Ellison won the 71st Illinois 101 County Checker Tournament held at the Illinois Centre Mall this past weekend. Tournament play began Saturday at 10 a.m. and ended Sunday afternoon.

The tournament was started in 1923, and the 101 county moniker came from the fact that the tournament excluded Cook County entrants because there were so many said Ellison. There are 102 counties in Illinois.

"This is the smallest tournament we have had in a long time," said Ellison. "Not many younger players want to learn how to play the game. This is a game that can be played from beginner to expert, from the youngest to the oldest," he said. There were 22 entrants in the tournament.

But not all young people are ignoring the game. Second place winner Cody Short of Marion is only 17 and was the state champion two years ago.

"People say that most players are old," said Buker. "I think its because when we were young, we didn't have television and computers. I remember when I was 17 years old and working, we played before, during and after dinner."

John Grisley of Marion recalled his early playing days.

"When I was a kid, I played all these old guys, and they beat me bad," Grisley said, "but I was determined to get better and beat them. And I did, but then I started feeling bad about beating all these old guys.

"But I never beat Tony Gurskie from Johnston City. He won the state title in 1949."
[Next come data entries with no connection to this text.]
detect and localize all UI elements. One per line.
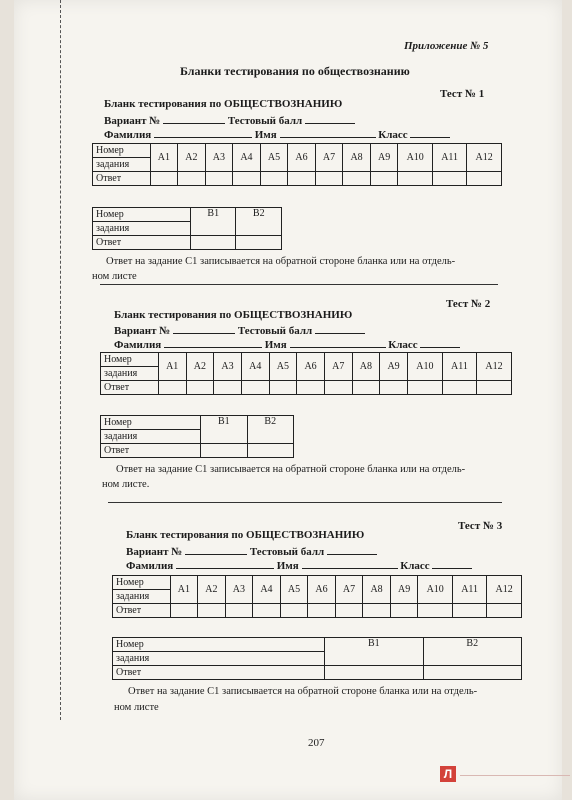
answer-cell-a10[interactable] <box>398 172 433 186</box>
answer-cell-a2[interactable] <box>186 381 214 395</box>
answer-cell-a12[interactable] <box>487 604 522 618</box>
name-label: Имя <box>276 560 299 572</box>
page-title: Бланки тестирования по обществознанию <box>180 64 410 78</box>
answer-cell-b1[interactable] <box>325 666 423 680</box>
answer-cell-a10[interactable] <box>418 604 453 618</box>
name-field[interactable] <box>302 559 398 569</box>
task-header-a4: A4 <box>241 353 269 381</box>
page-number: 207 <box>308 737 325 749</box>
task-number-row <box>101 353 512 367</box>
answer-cell-a5[interactable] <box>260 172 288 186</box>
answer-cell-a7[interactable] <box>324 381 352 395</box>
task-header-a11: A11 <box>433 144 467 172</box>
name-label: Имя <box>254 129 277 141</box>
answer-cell-a12[interactable] <box>477 381 512 395</box>
surname-label: Фамилия <box>114 339 162 351</box>
answer-cell-a11[interactable] <box>442 381 476 395</box>
answer-row <box>101 381 512 395</box>
answers-a-table <box>100 352 512 395</box>
score-label: Тестовый балл <box>237 325 313 337</box>
task-header-a10: A10 <box>398 144 433 172</box>
task-number-label: Номер <box>113 576 171 590</box>
task-number-label-cont: задания <box>101 430 201 444</box>
answer-cell-b2[interactable] <box>247 444 293 458</box>
task-number-label: Номер <box>113 638 325 652</box>
class-label: Класс <box>388 339 418 351</box>
task-header-a5: A5 <box>260 144 288 172</box>
task-header-a10: A10 <box>418 576 453 604</box>
answer-row <box>101 444 294 458</box>
task-header-a7: A7 <box>315 144 343 172</box>
answer-cell-a5[interactable] <box>280 604 308 618</box>
answer-label: Ответ <box>93 236 191 250</box>
task-header-a3: A3 <box>225 576 253 604</box>
task-header-a9: A9 <box>370 144 398 172</box>
variant-field[interactable] <box>185 545 247 555</box>
form-title: Бланк тестирования по ОБЩЕСТВОЗНАНИЮ <box>126 529 365 541</box>
variant-label: Вариант № <box>104 115 161 127</box>
answer-label: Ответ <box>113 666 325 680</box>
answers-b-table <box>92 207 282 250</box>
answers-a-table <box>92 143 502 186</box>
c1-note-cont: ном листе <box>92 271 137 282</box>
variant-row <box>104 114 355 127</box>
task-header-a6: A6 <box>288 144 316 172</box>
answer-row <box>93 172 502 186</box>
class-field[interactable] <box>432 559 472 569</box>
task-number-row <box>93 208 282 222</box>
answer-cell-a6[interactable] <box>308 604 336 618</box>
task-number-row <box>101 416 294 430</box>
task-number-row <box>93 144 502 158</box>
task-number-label: Номер <box>93 144 151 158</box>
task-header-b1: B1 <box>325 638 423 666</box>
answers-b-table <box>100 415 294 458</box>
answer-cell-a12[interactable] <box>467 172 502 186</box>
test-label: Тест № 2 <box>446 298 491 310</box>
answer-cell-a8[interactable] <box>363 604 391 618</box>
answer-cell-a6[interactable] <box>288 172 316 186</box>
name-field[interactable] <box>280 128 376 138</box>
score-label: Тестовый балл <box>227 115 303 127</box>
c1-note: Ответ на задание С1 записывается на обратной стороне бланка или на отдель- <box>128 686 478 697</box>
task-number-label-cont: задания <box>93 222 191 236</box>
task-header-a2: A2 <box>198 576 226 604</box>
c1-note: Ответ на задание С1 записывается на обратной стороне бланка или на отдель- <box>106 256 456 267</box>
appendix-label: Приложение № 5 <box>404 40 489 52</box>
answer-cell-a3[interactable] <box>225 604 253 618</box>
task-header-a6: A6 <box>297 353 325 381</box>
answer-cell-a3[interactable] <box>214 381 242 395</box>
answers-a-table <box>112 575 522 618</box>
c1-note-cont: ном листе. <box>102 479 150 490</box>
task-number-label-cont: задания <box>93 158 151 172</box>
c1-note: Ответ на задание С1 записывается на обратной стороне бланка или на отдель- <box>116 464 466 475</box>
name-field[interactable] <box>290 338 386 348</box>
answer-label: Ответ <box>101 381 159 395</box>
answer-row <box>93 236 282 250</box>
task-number-label-cont: задания <box>113 590 171 604</box>
answer-cell-a2[interactable] <box>178 172 206 186</box>
answer-cell-a4[interactable] <box>233 172 261 186</box>
answer-cell-a1[interactable] <box>170 604 198 618</box>
publisher-logo: Л <box>440 766 456 782</box>
task-header-a1: A1 <box>150 144 178 172</box>
class-label: Класс <box>400 560 430 572</box>
test-label: Тест № 3 <box>458 520 503 532</box>
surname-field[interactable] <box>164 338 262 348</box>
answer-row <box>113 604 522 618</box>
answer-cell-a11[interactable] <box>453 604 487 618</box>
task-number-label: Номер <box>93 208 191 222</box>
task-number-label: Номер <box>101 353 159 367</box>
answer-label: Ответ <box>93 172 151 186</box>
surname-label: Фамилия <box>104 129 152 141</box>
answer-cell-a4[interactable] <box>241 381 269 395</box>
task-number-label: Номер <box>101 416 201 430</box>
form-title: Бланк тестирования по ОБЩЕСТВОЗНАНИЮ <box>104 98 343 110</box>
test-label: Тест № 1 <box>440 88 485 100</box>
name-row <box>126 559 472 572</box>
answer-cell-a8[interactable] <box>352 381 380 395</box>
task-header-a7: A7 <box>324 353 352 381</box>
task-header-a12: A12 <box>487 576 522 604</box>
task-header-a2: A2 <box>186 353 214 381</box>
class-field[interactable] <box>420 338 460 348</box>
task-number-row <box>113 638 522 652</box>
surname-label: Фамилия <box>126 560 174 572</box>
answer-cell-a5[interactable] <box>269 381 297 395</box>
answer-cell-b1[interactable] <box>191 236 236 250</box>
task-number-row <box>113 576 522 590</box>
task-header-a4: A4 <box>233 144 261 172</box>
book-page <box>14 0 562 800</box>
variant-row <box>126 545 377 558</box>
task-header-a12: A12 <box>467 144 502 172</box>
c1-answer-line <box>108 502 502 503</box>
name-row <box>114 338 460 351</box>
task-header-a9: A9 <box>390 576 418 604</box>
task-header-a10: A10 <box>407 353 442 381</box>
answer-cell-b1[interactable] <box>201 444 247 458</box>
surname-field[interactable] <box>154 128 252 138</box>
task-header-a8: A8 <box>352 353 380 381</box>
task-header-a8: A8 <box>363 576 391 604</box>
task-header-a5: A5 <box>269 353 297 381</box>
answer-cell-a11[interactable] <box>433 172 467 186</box>
form-title: Бланк тестирования по ОБЩЕСТВОЗНАНИЮ <box>114 309 353 321</box>
answer-cell-a7[interactable] <box>315 172 343 186</box>
variant-field[interactable] <box>163 114 225 124</box>
answer-label: Ответ <box>101 444 201 458</box>
class-label: Класс <box>378 129 408 141</box>
task-header-b2: B2 <box>423 638 521 666</box>
answer-cell-a10[interactable] <box>407 381 442 395</box>
task-header-a1: A1 <box>170 576 198 604</box>
variant-row <box>114 324 365 337</box>
answer-cell-a9[interactable] <box>390 604 418 618</box>
answer-label: Ответ <box>113 604 171 618</box>
cut-line <box>60 0 61 720</box>
task-number-label-cont: задания <box>101 367 159 381</box>
variant-label: Вариант № <box>126 546 183 558</box>
task-header-a11: A11 <box>442 353 476 381</box>
score-field[interactable] <box>315 324 365 334</box>
answer-row <box>113 666 522 680</box>
variant-field[interactable] <box>173 324 235 334</box>
watermark-line <box>460 775 570 776</box>
task-header-a2: A2 <box>178 144 206 172</box>
task-header-b1: B1 <box>191 208 236 236</box>
answer-cell-a9[interactable] <box>380 381 408 395</box>
task-header-a5: A5 <box>280 576 308 604</box>
task-header-a8: A8 <box>343 144 371 172</box>
answer-cell-a6[interactable] <box>297 381 325 395</box>
task-header-a12: A12 <box>477 353 512 381</box>
answer-cell-a1[interactable] <box>150 172 178 186</box>
task-number-label-cont: задания <box>113 652 325 666</box>
answer-cell-a4[interactable] <box>253 604 281 618</box>
score-field[interactable] <box>327 545 377 555</box>
name-label: Имя <box>264 339 287 351</box>
answer-cell-a7[interactable] <box>335 604 363 618</box>
answer-cell-a2[interactable] <box>198 604 226 618</box>
task-header-a1: A1 <box>158 353 186 381</box>
variant-label: Вариант № <box>114 325 171 337</box>
c1-answer-line <box>100 284 498 285</box>
answer-cell-a9[interactable] <box>370 172 398 186</box>
score-field[interactable] <box>305 114 355 124</box>
task-header-b2: B2 <box>247 416 293 444</box>
answer-cell-b2[interactable] <box>423 666 521 680</box>
task-header-a9: A9 <box>380 353 408 381</box>
answers-b-table <box>112 637 522 680</box>
surname-field[interactable] <box>176 559 274 569</box>
name-row <box>104 128 450 141</box>
answer-cell-a3[interactable] <box>205 172 233 186</box>
score-label: Тестовый балл <box>249 546 325 558</box>
task-header-b2: B2 <box>236 208 282 236</box>
task-header-a7: A7 <box>335 576 363 604</box>
class-field[interactable] <box>410 128 450 138</box>
task-header-a3: A3 <box>205 144 233 172</box>
answer-cell-a8[interactable] <box>343 172 371 186</box>
task-header-a6: A6 <box>308 576 336 604</box>
task-header-a11: A11 <box>453 576 487 604</box>
answer-cell-b2[interactable] <box>236 236 282 250</box>
c1-note-cont: ном листе <box>114 702 159 713</box>
task-header-a3: A3 <box>214 353 242 381</box>
task-header-b1: B1 <box>201 416 247 444</box>
answer-cell-a1[interactable] <box>158 381 186 395</box>
task-header-a4: A4 <box>253 576 281 604</box>
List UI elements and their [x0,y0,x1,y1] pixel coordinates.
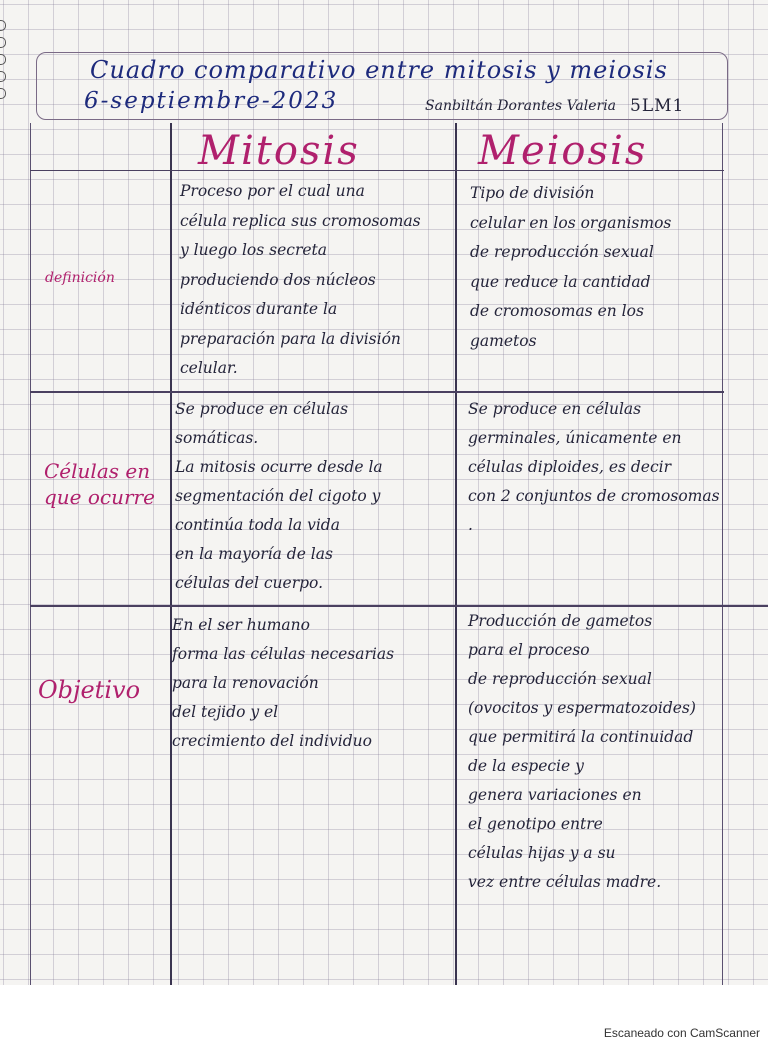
row-label-celulas: Células en que ocurre [44,459,155,509]
page-title: Cuadro comparativo entre mitosis y meiosis [90,56,668,84]
group-code: 5LM1 [630,96,685,116]
row-divider-2 [30,605,768,607]
author-name: Sanbiltán Dorantes Valeria [425,98,617,114]
cell-line: celular. [180,359,238,377]
cell-line: germinales, únicamente en [468,429,682,447]
cell-line: en la mayoría de las [175,545,333,563]
cell-line: de reproducción sexual [468,670,652,688]
table-border-right [722,123,723,985]
cell-line: (ovocitos y espermatozoides) [468,699,696,717]
cell-line: somáticas. [175,429,259,447]
cell-line: del tejido y el [172,703,279,721]
cell-line: gametos [470,331,537,350]
cell-line: Tipo de división [470,184,595,202]
column-header-meiosis: Meiosis [478,128,648,174]
cell-line: celular en los organismos [470,213,672,232]
cell-line: . [468,516,473,534]
cell-line: para el proceso [468,641,590,659]
cell-line: segmentación del cigoto y [175,487,381,505]
table-divider-middle [455,123,457,985]
row-divider-1 [30,391,724,393]
cell-line: Se produce en células [468,400,642,418]
spiral-binding [0,20,8,100]
cell-line: para la renovación [172,674,319,692]
column-header-mitosis: Mitosis [198,128,360,174]
cell-line: vez entre células madre. [468,873,662,891]
cell-line: crecimiento del individuo [172,732,372,750]
cell-line: La mitosis ocurre desde la [175,458,383,476]
row-label-definicion: definición [45,270,115,286]
cell-line: que permitirá la continuidad [468,728,694,746]
cell-line: de cromosomas en los [470,302,644,320]
cell-line: produciendo dos núcleos [180,270,376,289]
cell-line: con 2 conjuntos de cromosomas [468,487,720,505]
cell-line: preparación para la división [180,329,401,348]
cell-line: continúa toda la vida [175,516,340,534]
cell-line: idénticos durante la [180,300,338,318]
cell-line: célula replica sus cromosomas [180,211,421,230]
cell-line: de reproducción sexual [470,243,654,261]
table-divider-left [170,123,172,985]
cell-line: Proceso por el cual una [180,182,365,200]
cell-line: Producción de gametos [468,612,653,630]
cell-line: el genotipo entre [468,815,603,833]
cell-line: y luego los secreta [180,241,328,259]
scanner-footer: Escaneado con CamScanner [603,1026,760,1040]
page-date: 6-septiembre-2023 [84,88,339,114]
cell-line: de la especie y [468,757,584,775]
cell-line: En el ser humano [172,616,310,634]
cell-line: Se produce en células [175,400,349,418]
cell-line: que reduce la cantidad [470,272,651,291]
table-border-left [30,123,31,985]
cell-line: genera variaciones en [468,786,642,804]
cell-line: forma las células necesarias [172,645,395,663]
cell-line: células hijas y a su [468,844,616,862]
cell-line: células diploides, es decir [468,458,672,476]
row-label-objetivo: Objetivo [38,676,141,704]
cell-line: células del cuerpo. [175,574,324,592]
Grisley said that checkers is not an easy game.

"I tell you these guys are tough, and I have played checkers all my life," he said. "People say that we have the best most interesting tournament in the United States."

Grisley has won the state title in 2000 and 2001.

"A lot of people think checkers is a kid's game. But it can be played at any level. People play checkers all over the world," he said.

Players for the national tournaments come from the US, Canada, England, Australia and Barbados said Grisley.

Grisley is pushing for a national tournament in Marion, but says it won't be easy."

"We need a sponsor and $10,000 in prize money for a national tournament here in the mall," said Grisley.

Players for the weekend tournament came from Arkansas, Kentucky and Tennessee.

But to compete for the Illinois title the entrant had to live in Illinois.

"We are fortunate to have these tournaments in Southern Illinois," said Grisley. "People used to have to drive hundreds of miles to play. They used to always be in Chicago or Northern Illinois."